In fact that may be the only real counter-argument I can think off. If you look at the second graph you quote you see a HUGE increase in average hourly wages right when covid hit. Of course we all know that is in large part because we mandatory fired all the low wage workers in many sectors. Actual wage increases in early 2020 were not high, but a 'work from home' person just earns a lot more than a fast-food operator. If we look at the labor market today, we see that part-time or more exact 'irregular hour workers' have not rejoined the labor market everywhere or at least not fast enough as the end of covid measures would have allowed. So the average mix of workers is today still slanted towards these higher earnings jobs. So wage inflation may be overestimated. (Then again, then it may now also only be going down because of many layoffs in high wage jobs ...)

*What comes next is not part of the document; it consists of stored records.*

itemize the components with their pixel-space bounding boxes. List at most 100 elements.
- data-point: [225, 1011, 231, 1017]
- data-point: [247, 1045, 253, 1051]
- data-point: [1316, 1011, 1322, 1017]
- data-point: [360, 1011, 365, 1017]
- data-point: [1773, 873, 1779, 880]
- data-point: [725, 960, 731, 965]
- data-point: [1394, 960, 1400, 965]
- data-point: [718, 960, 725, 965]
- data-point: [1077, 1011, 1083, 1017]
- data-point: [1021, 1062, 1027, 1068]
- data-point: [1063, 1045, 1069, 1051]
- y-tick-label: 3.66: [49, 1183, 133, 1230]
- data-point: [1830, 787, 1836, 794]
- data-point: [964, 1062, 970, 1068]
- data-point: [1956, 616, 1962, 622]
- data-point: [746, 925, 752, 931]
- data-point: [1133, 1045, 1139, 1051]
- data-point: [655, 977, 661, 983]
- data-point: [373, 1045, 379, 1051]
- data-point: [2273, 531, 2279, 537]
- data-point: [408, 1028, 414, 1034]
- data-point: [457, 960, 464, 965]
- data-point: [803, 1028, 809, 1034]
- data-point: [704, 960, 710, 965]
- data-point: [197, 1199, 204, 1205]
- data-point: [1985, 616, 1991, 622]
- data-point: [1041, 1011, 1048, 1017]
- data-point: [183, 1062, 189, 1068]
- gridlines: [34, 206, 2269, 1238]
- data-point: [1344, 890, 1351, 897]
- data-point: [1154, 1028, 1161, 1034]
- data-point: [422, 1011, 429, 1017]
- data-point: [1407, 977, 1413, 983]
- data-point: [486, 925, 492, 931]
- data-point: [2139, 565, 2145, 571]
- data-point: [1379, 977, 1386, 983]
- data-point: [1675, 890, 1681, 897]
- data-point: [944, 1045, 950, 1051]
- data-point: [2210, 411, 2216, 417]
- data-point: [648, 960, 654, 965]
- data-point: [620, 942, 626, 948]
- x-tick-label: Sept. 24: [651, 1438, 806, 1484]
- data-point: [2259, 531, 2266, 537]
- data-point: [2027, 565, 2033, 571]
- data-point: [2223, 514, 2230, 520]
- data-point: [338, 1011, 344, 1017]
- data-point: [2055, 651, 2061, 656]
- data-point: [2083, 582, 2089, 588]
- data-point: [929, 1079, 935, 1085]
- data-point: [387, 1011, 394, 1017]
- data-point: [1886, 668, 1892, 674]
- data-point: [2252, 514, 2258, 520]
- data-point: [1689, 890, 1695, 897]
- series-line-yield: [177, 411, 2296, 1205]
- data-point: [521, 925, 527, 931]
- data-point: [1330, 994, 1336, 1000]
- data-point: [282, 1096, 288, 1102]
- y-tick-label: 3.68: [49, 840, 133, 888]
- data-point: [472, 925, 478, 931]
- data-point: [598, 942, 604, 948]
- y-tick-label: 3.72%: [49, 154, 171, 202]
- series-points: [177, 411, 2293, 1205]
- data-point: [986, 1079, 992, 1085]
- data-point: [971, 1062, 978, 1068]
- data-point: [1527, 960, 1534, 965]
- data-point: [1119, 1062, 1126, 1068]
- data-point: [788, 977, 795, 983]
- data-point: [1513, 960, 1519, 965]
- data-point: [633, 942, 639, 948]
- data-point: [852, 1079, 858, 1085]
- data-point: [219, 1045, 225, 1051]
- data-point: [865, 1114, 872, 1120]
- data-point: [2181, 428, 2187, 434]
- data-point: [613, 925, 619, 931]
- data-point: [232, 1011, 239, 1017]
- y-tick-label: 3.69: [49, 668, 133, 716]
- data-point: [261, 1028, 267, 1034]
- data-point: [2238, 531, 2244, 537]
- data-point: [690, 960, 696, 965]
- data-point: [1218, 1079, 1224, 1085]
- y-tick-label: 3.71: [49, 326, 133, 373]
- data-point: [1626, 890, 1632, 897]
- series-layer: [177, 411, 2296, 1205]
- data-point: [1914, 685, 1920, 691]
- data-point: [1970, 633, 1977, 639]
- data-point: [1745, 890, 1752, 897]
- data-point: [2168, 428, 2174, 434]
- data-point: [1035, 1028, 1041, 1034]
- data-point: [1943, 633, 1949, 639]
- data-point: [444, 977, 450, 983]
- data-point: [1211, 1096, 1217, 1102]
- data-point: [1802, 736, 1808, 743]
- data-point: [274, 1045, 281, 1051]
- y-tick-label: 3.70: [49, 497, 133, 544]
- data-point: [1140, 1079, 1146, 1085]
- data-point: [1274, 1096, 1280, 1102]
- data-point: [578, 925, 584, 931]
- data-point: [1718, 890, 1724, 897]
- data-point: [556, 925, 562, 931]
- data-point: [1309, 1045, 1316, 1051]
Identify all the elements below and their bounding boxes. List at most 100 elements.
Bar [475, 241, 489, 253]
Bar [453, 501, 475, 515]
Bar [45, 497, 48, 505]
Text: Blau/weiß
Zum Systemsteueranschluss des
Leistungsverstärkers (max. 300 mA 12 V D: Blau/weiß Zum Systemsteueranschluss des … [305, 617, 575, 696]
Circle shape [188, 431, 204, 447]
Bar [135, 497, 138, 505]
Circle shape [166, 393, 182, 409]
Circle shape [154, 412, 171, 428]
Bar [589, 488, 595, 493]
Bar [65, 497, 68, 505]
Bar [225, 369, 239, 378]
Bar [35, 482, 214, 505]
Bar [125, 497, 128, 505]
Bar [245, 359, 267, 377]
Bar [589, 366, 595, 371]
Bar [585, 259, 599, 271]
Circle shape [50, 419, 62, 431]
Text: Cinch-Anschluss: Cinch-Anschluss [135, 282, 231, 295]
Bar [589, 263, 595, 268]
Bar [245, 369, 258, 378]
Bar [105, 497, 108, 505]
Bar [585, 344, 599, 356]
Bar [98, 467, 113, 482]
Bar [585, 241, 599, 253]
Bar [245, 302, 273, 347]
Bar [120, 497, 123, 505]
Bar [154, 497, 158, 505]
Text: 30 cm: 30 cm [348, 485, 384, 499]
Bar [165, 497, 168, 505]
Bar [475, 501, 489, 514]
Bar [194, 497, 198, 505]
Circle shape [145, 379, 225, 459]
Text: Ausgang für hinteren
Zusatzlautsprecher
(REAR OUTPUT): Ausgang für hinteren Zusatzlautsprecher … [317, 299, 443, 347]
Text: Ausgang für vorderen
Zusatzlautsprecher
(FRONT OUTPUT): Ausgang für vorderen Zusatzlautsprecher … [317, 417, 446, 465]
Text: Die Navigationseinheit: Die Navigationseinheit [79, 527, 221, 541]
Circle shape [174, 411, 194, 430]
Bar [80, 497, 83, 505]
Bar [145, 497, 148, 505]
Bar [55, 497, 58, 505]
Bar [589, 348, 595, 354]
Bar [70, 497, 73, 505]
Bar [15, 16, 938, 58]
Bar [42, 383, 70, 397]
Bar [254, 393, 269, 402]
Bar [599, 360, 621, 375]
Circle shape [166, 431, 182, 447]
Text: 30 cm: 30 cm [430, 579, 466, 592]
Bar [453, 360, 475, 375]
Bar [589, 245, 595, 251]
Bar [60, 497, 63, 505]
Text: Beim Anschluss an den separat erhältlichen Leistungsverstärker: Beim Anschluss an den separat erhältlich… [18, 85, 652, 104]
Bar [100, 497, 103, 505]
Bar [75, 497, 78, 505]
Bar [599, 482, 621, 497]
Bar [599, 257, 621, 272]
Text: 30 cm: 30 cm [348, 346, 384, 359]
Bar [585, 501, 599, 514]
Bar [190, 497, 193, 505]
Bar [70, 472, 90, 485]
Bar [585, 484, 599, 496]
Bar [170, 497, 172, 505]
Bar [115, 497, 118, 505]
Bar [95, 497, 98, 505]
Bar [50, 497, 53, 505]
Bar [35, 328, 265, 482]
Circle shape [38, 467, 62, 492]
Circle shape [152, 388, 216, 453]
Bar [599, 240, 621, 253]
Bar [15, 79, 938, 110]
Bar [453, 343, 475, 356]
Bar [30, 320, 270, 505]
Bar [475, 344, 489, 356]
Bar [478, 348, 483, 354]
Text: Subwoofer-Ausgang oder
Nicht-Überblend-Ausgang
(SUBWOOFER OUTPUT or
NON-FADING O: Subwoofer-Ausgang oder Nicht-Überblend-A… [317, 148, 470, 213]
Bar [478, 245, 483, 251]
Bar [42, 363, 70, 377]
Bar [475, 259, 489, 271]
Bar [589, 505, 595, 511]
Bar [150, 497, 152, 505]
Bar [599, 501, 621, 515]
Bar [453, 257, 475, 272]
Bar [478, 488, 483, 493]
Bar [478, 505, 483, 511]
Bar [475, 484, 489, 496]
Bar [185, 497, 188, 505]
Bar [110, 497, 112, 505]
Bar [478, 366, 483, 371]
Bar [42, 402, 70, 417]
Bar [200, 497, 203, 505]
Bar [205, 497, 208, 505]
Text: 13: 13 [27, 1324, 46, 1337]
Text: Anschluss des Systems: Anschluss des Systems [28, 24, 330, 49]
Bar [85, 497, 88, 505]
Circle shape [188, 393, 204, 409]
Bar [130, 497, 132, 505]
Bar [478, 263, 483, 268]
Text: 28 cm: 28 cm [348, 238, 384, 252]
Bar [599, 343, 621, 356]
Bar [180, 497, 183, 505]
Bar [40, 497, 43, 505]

It will be interesting to see what will give. Will these workers return? Or will employers give up and go the European way by automating (e.g. construction prefab like in most of Europe) and eliminating (the grocery bag packer, walmart waver, "just wait longer before getting a waiter/check", restaurant water bringer, stores close at 6pm and weekends, etc) the jobs away. How much are Americans willing to pay for a fast cheeseburger or being able to shop past 6pm and weekends?
"when inflation is high, people tend to ask for higher wages."
That makes consumer price inflation a driver of wage price inflation, not the reverse.
Yes, that is what I said in my initial reaction. It is a multiplier.
(The multiplier can be <1 of course. it doesn't have to be a spiral like in classic cases.)